Збышек ушел на кухню, а я снова кинулась к окну. Улица была пуста.
– Вот сардины и хлеб с маслом. Ешь.
Я послушно поела. Збышек с минуту наблюдал за мной, потом принес чай.
– Ты прекрасно выглядишь. Жизнь в деревне тебе на пользу. Но что случилось? У тебя какие-нибудь неприятности?
Я подкрепилась и почувствовала себя лучше. Волнение улеглось. Роман обязательно приедет. Пусть поздно вечером, но приедет.
– Просто я влюбилась.
– Я так и думал. То-то ты смотришь на меня и словно не видишь. Ну, тут уж я не могу быть тебе полезен. Не буду мешать. До свидания.
Я не стала его задерживать и заняла свой пост у окна. Начало смеркаться. Потом совсем стемнело. Наступила ночь.
Около двенадцати я легла. Но сон не приходил. Только я начинала дремать, как меня будили голоса на улице или в подъезде. Наконец, утомившись, я забылась в тяжелом, беспокойном сне.
Утром я уже не спешила вставать. Заставила себя остаться в постели. Если Роман приедет, скажу, что проспала.
В лесничестве ночью, когда мы лежали рядом, он часто просыпался и проверял, тут ли я, словно опасаясь, что я внезапно исчезну.
– Как хорошо, что это только сон. Мне приснилось, что тебя нет, – говорил он, целуя меня. – Прижмись ко мне, чтобы я не волновался.
А в другой раз:
– Ты меня спасла. Благодаря тебе я снова верю людям. Ты только чаще повторяй, что любишь меня, что я тебе нужен.
Он был ревнив. Когда я, уезжая, села в автобус, он попросил меня пересесть на другое место. Ему не понравился мой сосед. Я пересела.
Близился полдень. Меня лихорадило. Я встала, быстро оделась, съела сухую булку с остатками сардин и выбежала на улицу.
Уйду.
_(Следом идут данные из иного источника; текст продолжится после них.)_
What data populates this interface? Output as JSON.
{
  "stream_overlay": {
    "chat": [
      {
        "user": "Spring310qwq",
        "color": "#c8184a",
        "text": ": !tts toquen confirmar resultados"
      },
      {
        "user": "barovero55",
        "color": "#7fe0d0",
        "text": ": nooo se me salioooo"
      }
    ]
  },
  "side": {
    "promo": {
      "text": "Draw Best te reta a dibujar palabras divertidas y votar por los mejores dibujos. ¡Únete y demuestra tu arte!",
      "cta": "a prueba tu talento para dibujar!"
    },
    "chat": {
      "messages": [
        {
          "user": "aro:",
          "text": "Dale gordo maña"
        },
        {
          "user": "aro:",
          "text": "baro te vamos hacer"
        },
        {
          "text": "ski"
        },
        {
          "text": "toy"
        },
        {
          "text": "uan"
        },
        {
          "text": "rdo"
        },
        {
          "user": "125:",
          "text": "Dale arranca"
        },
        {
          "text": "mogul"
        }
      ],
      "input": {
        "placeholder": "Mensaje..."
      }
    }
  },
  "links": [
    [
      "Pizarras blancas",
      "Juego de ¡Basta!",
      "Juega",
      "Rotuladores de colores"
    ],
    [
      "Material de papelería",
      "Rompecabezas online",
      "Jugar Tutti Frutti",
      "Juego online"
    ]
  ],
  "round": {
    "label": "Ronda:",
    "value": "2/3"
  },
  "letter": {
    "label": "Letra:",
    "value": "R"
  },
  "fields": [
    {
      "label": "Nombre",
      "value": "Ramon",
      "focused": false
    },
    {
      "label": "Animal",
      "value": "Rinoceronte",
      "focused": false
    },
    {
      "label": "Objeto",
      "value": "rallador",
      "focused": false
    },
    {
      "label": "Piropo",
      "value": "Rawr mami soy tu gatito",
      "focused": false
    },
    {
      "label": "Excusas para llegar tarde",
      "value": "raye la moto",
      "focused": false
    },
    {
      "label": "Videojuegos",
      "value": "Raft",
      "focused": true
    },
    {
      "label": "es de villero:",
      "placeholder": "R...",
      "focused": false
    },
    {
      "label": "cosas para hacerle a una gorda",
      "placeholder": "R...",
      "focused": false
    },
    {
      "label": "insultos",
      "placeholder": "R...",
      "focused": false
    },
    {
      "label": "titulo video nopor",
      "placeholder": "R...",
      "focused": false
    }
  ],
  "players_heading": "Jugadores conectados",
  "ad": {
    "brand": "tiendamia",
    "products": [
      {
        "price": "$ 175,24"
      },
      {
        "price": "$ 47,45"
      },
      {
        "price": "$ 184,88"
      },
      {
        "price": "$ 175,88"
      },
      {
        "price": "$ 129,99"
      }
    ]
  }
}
Подальше от дома. Если приедет – пусть ждет. Пусть волнуется. Так ему и надо. Я добежала до универмага. Прошлась вдоль прилавков. Чего я жду? Что мне нужно? Напряжение росло. Надо идти домой. Вдруг он приедет и решит, что я отправилась в отпуск одна. Это было бы ужасно.
Я бегом домчалась до угла, за которым могла стоять его машина. Улица была пуста, только у магазина стоял грузовик. Ящик для писем тоже был пуст. Мысли разлетались. В голове гудело. Что все это значит?
Я просидела дома до вечера. Наступила вторая ночь ожидания. Вряд ли с ним случилось что-нибудь. Плохие новости не запаздывают. Я просто поняла: он не приедет.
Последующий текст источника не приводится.